Physiological brain pulsations play a critical role in sleep physiology, but their underlying mechanisms remain poorly understood. To study these pulsations more deeply, we employed ultrafast magnetic resonance encephalography (MREG) to capture complex-valued 4D fMRI brain data at a critical 10 Hz sampling rate in healthy volunteers during wakefulness and sleep. We compared the phase and magnitude components of the MREG signal, as the phase component is known to be particularly sensitive to subtle flow and susceptibility changes, offering insights beyond magnitude-only analysis. This approach enabled whole-brain mapping of the amplitudes of all three physiological pulsations - very low frequency (VLF), cardiac, and respiratory - using an extended amplitude of low frequency fluctuation (ALFF) method. We identified significant increases in respiratory amplitudes during sleep compared to wakefulness in both phase and magnitude signals, while the VLF and cardiac phase amplitudes did not show significant differences.
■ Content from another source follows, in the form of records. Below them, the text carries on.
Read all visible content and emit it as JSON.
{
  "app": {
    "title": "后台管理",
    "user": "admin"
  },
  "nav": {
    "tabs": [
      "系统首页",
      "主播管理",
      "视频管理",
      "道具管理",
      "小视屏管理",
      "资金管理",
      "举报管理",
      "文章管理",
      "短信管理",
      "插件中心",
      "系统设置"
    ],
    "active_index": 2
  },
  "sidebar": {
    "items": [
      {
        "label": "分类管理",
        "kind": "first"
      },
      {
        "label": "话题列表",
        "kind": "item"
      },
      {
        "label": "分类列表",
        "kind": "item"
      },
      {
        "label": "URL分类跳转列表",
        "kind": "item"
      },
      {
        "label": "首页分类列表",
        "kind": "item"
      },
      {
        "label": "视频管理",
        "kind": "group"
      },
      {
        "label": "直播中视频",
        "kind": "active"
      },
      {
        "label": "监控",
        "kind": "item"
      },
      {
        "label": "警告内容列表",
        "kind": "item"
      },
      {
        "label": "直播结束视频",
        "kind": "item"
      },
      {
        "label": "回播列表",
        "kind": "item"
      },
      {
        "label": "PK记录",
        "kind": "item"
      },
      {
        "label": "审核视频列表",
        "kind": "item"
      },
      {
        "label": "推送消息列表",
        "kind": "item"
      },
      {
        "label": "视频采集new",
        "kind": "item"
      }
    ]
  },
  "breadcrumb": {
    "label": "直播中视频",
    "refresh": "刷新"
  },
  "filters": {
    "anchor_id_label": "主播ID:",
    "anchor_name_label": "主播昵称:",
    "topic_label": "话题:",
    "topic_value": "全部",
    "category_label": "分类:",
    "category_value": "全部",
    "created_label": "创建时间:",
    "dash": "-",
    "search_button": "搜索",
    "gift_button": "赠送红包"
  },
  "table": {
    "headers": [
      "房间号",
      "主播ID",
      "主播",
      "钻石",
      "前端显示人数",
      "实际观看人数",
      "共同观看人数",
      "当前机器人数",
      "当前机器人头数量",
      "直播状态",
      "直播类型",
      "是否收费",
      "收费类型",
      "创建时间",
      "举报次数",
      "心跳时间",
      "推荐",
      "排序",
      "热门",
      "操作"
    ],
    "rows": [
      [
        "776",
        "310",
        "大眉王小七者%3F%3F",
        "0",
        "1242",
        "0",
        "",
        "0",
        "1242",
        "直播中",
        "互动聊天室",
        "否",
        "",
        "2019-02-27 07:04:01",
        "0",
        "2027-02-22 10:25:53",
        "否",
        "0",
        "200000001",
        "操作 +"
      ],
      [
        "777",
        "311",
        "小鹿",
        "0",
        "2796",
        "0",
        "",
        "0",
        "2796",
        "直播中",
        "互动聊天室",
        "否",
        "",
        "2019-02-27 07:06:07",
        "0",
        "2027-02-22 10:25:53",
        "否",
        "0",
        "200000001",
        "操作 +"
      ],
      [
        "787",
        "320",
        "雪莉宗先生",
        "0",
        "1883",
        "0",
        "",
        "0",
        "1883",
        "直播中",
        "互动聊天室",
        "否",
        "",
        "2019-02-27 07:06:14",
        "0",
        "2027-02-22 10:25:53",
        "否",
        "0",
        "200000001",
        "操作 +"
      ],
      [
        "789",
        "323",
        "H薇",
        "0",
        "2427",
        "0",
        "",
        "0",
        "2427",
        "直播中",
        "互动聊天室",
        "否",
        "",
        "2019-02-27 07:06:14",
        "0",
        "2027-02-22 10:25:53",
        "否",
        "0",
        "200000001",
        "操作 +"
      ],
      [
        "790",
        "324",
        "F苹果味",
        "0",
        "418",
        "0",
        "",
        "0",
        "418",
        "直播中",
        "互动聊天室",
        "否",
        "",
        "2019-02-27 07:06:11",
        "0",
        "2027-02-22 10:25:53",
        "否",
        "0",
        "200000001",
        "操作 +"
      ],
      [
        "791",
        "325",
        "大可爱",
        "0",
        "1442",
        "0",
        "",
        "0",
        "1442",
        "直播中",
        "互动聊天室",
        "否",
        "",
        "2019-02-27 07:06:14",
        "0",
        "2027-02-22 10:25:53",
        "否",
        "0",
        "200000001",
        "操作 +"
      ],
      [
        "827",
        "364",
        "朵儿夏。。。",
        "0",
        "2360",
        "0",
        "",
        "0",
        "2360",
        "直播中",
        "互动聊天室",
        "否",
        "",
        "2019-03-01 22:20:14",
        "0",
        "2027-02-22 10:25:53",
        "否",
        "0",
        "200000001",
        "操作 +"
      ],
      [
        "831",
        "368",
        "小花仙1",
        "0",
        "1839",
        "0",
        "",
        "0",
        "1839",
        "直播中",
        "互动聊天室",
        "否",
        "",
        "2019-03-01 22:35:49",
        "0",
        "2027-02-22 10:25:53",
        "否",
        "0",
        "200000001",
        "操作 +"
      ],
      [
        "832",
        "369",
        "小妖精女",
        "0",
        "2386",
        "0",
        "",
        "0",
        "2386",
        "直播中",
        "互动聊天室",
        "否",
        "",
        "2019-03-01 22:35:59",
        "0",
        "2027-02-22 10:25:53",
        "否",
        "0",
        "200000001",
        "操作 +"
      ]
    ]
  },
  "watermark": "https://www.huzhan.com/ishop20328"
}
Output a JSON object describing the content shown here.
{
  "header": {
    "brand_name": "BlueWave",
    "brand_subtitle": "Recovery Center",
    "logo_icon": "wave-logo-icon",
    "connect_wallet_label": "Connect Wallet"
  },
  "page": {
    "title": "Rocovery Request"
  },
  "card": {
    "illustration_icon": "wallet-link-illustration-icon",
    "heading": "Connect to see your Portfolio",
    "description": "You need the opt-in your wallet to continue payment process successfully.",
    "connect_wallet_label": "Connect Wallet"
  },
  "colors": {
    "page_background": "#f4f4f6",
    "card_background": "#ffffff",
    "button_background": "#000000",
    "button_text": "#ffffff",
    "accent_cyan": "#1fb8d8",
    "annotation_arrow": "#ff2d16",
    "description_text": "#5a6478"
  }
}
Phase respiration map showed increase especially in default mode network regions, while additional patterns were observed in the cerebellum, ventricles, cerebral aqueduct, and subarachnoid cisterns. In contrast, the magnitude maps showed increased amplitudes more widespread across the cerebrum. These findings highlight the complementary nature of phase and magnitude data in fMRI and suggest that combining these signals provides a more comprehensive understanding of brain physiological dynamics during sleep than conventional magnitude-only analyses.